The Cost of Obamacare’s Mandates
Two developments in the past week have provided further evidence of the impact of the health care law’s Medicaid mandates on state budgets. First, the National Governors Association released its updated Fiscal Survey of States, which shows that states are having difficulty funding their Medicaid programs: For Fiscal Year 2012 (which in many states starts on July 1), 37 states have considered reducing or freezing provider payments, 28 states have proposed limiting or eliminating benefits, and 30 states have proposed limitations or other restrictions on prescription drug spending.

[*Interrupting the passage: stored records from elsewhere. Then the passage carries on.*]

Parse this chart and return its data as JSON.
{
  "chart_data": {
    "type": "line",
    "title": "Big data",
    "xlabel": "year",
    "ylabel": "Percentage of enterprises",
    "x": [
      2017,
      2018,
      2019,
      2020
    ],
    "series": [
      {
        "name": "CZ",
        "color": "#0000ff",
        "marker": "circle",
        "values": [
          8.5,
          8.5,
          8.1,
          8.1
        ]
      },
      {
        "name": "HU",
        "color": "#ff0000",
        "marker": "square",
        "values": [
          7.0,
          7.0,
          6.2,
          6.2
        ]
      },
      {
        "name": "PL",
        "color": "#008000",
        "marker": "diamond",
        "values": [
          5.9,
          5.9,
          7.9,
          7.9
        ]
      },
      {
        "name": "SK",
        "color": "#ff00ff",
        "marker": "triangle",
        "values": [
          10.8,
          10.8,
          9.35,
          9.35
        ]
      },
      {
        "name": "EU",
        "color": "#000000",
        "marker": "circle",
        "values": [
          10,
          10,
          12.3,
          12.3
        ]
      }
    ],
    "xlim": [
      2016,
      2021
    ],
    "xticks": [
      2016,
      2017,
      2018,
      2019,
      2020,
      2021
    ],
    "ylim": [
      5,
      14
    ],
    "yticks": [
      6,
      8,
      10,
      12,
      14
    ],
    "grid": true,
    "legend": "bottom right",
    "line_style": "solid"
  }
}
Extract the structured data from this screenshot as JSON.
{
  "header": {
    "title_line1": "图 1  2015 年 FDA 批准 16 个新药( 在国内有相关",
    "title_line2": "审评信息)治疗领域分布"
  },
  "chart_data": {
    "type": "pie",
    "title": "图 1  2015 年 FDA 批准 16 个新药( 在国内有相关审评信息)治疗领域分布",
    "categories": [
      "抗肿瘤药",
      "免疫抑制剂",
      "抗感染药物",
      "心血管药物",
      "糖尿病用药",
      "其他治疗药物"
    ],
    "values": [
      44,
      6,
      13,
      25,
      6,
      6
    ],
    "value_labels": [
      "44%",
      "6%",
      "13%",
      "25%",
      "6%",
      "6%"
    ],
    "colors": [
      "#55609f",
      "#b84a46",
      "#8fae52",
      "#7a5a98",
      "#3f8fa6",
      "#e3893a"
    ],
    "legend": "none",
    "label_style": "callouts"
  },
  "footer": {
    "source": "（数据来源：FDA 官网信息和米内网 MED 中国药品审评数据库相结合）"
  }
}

At a time when states cannot afford the Medicaid programs they already have, Obamacare imposes at least $118 billion in new mandates on states by requiring them to cover as many as 25 million MORE beneficiaries. The opportunity costs of these Medicaid mandates were made plain last week, when the Wall Street Journal profiled the rising fees imposed in many public schools – “registration fees, technology fees, and unspecified ‘instructional fees’” that can run in the hundreds, if not thousands, of dollars for students. The article notes that schools are implementing these fees in part because “states have cut education funding by a collective $17 billion” due to “higher expenses for programs such as Medicaid.” Given the new costs once Obamacare’s Medicaid expansion is fully implemented in 2014, one can reasonably conclude that the state cuts to education spending – and resulting impact at the local level – will only accelerate in years to come.
While some of the school fees referenced in the Journal article may be defensible on their own merits, and while rising teacher salaries and benefits certainly contribute to budgetary shortfalls in some school districts, the larger point remains: In imposing new Medicaid mandates in the health care law, Democrats FORCED states to prioritize health care spending over other important priorities like education and public safety – and that federal mandate will not come without costs or trade-offs to states and local governments in both the short and long term.